Захар оторвался от решетки и, освобождаясь от воспоминаний, посветлевшими глазами поглядел на вздыхавшую от распиравшей ее изнутри новой жизни корову, затем со спокойной, звенящей тишиной внутри себя отыскал пеньковые вожжи в углу сарая, развязывая их, примерился к расстоянию от балки до земли; он помедлил, решая, хватит или нет, но для верности прикинул это расстояние каким-то обломком, подвернувшимся под руку, и опять убедился, что хватит! Он делал все размеренно и спокойно. Принес со двора обрубок, на котором он сам и Иван рубили дрова, установил его под балкой торчком, затем внимательно осмотрел веревку. Веревка была поношенная, и он, сильно подергав, постепенно разматывая ее, убедился в ее крепости. Он уже хотел перекинуть ее через балку и завязать и в этот момент услышал легкий, осторожный скрип двери сзади; он подумал, что ее шевельнул ветер, но тут же резко оглянулся; в просвете двери перед ним стоял его старший сын Иван, длинный, тонкий, уже дотягивался до его плеча (Ивану в то время шел двенадцатый год), и Захар почему-то сначала увидел его ноги, лапти, дерюжки, длинные ноги мальчика, и только потом его лицо, темные длинные брови, пухлый рот, но где-то именно в этих губах и у глаз зрела, проступала мужская жесткость и сила.
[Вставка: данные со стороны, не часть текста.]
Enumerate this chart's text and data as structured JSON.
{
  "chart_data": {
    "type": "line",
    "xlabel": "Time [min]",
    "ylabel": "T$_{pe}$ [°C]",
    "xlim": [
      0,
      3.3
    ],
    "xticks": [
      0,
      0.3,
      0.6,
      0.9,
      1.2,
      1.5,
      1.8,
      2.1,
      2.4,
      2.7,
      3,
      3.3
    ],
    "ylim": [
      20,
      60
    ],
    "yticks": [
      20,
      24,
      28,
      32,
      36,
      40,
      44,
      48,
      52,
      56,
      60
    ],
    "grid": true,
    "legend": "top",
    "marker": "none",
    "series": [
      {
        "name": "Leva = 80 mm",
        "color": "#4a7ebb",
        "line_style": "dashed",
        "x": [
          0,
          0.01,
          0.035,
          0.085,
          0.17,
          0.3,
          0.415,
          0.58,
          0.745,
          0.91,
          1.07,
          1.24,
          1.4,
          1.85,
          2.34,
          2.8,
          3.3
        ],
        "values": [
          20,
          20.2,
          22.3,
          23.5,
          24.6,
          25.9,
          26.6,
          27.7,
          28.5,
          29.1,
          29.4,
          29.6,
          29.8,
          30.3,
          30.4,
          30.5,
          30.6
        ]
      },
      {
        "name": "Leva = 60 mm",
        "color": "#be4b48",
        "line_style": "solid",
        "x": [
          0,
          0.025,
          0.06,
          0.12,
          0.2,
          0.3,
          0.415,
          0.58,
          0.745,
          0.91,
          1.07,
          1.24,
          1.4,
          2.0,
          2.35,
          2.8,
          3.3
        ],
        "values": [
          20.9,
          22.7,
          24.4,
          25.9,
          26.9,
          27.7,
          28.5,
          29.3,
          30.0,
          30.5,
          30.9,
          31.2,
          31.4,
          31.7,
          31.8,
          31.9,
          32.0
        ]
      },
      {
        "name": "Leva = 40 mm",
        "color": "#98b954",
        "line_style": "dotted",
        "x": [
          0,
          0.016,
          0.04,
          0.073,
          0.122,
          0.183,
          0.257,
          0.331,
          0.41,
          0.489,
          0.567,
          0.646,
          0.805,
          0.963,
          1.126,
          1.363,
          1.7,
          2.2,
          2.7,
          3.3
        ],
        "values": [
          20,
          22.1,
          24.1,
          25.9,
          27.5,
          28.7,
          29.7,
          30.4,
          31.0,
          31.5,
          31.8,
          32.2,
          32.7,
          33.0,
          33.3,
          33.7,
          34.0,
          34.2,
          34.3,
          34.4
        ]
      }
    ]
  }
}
— Что тебе? — зло крикнул Захар, чувствуя в затылке мучительно подступивший нестерпимый зуд.
— Поговорить хотел с тобой, батя, — сказал Иван, глядя ясно и прямо; он вошел в сарай, оставив дверь приоткрытой, и в эту узкую полоску рвалось мартовское солнце, Захару больно было смотреть в ту сторону.
— Говори, раз приспичило, — напряженно согласился Захар, присаживаясь на чурбак и не спуская с сына ищущего взгляда, и глаза у него были непривычными и пустыми. — О чем ты говорить-то хочешь? Может, мать заставила? — спросил Захар с той, иногда бездумной жестокостью взрослого, которая приоткрывается в тяжелые моменты от пропущенной и неожиданно заявившей о себе жизни; Захар словно в первый раз увидел зардевшееся лицо сына, уловил его робкое, вынужденное движение к себе и сам смутился; подумал, что совсем не знает парня, не знает, как он растет, и что думает, и чем занимается, и о чем хочет говорить с ним, и новая волна хлынула в него, расталкивая ту ледяную стену, что встала вначале между ним и сыном.
— Нет, мамаша не просила, — сказал Иван по-взрослому, тихо и спокойно, и по-прежнему почему то продолжая глядеть на веревку, которую отец машинально комкал в руках. — Я вот о чем, батя... Петька Бобок в городе в воскресенье был, его отец взял, говорит, что объявление на заборе читал, в четыре военных училища в Холмске ребят берут. Мне недолго осталось...
— Подожди, подожди, как это — недолго. Ну что ж, давай поговорим, — отозвался Захар, со смутным волнением и интересом присматриваясь к сыну и замечая в нем все новое и новое, неизвестное для себя, и стараясь припомнить хоть что-нибудь из прошлого, что как-то связывало бы их, и не мог этого припомнить. Он подумал, что сын конечно же знает и о нем, и о его отношениях с Маней, в его годы и он обо всем таком уже знал, и наконец опустил глаза, засуетился, стал собирать веревку в кольцо, связал ее и отбросил в угол. — Хотел вот кое-что поправить тут, — неразборчиво пробормотал он, — ладно, найдется время... Строиться начнем с весны, — неожиданно хрипло от волнения сказал он, — завтра пойду в сельсовет, о лесе потолкую с Михалем... А что в училище куда... так что ж, это хорошая думка, давай, Ванька, давай расти... Да ты послушай, это же хорошо, в училище, а примут?
— Примут, Бобок говорит, с восьми классов объявлено, — сказал Иван, в свою очередь глядя на отца во все глаза и неосознанно жалея его сейчас за какую-то неизвестную слабость и суетливость. — Ты, батя, не думай ничего такого, я ведь так, я ничего, — неожиданно вырвалось у Ивана, и он мучительно ярко покраснел, потому что увидел неожиданно благодарные, какие-то светящиеся глаза отца, устремленные к нему в смятении.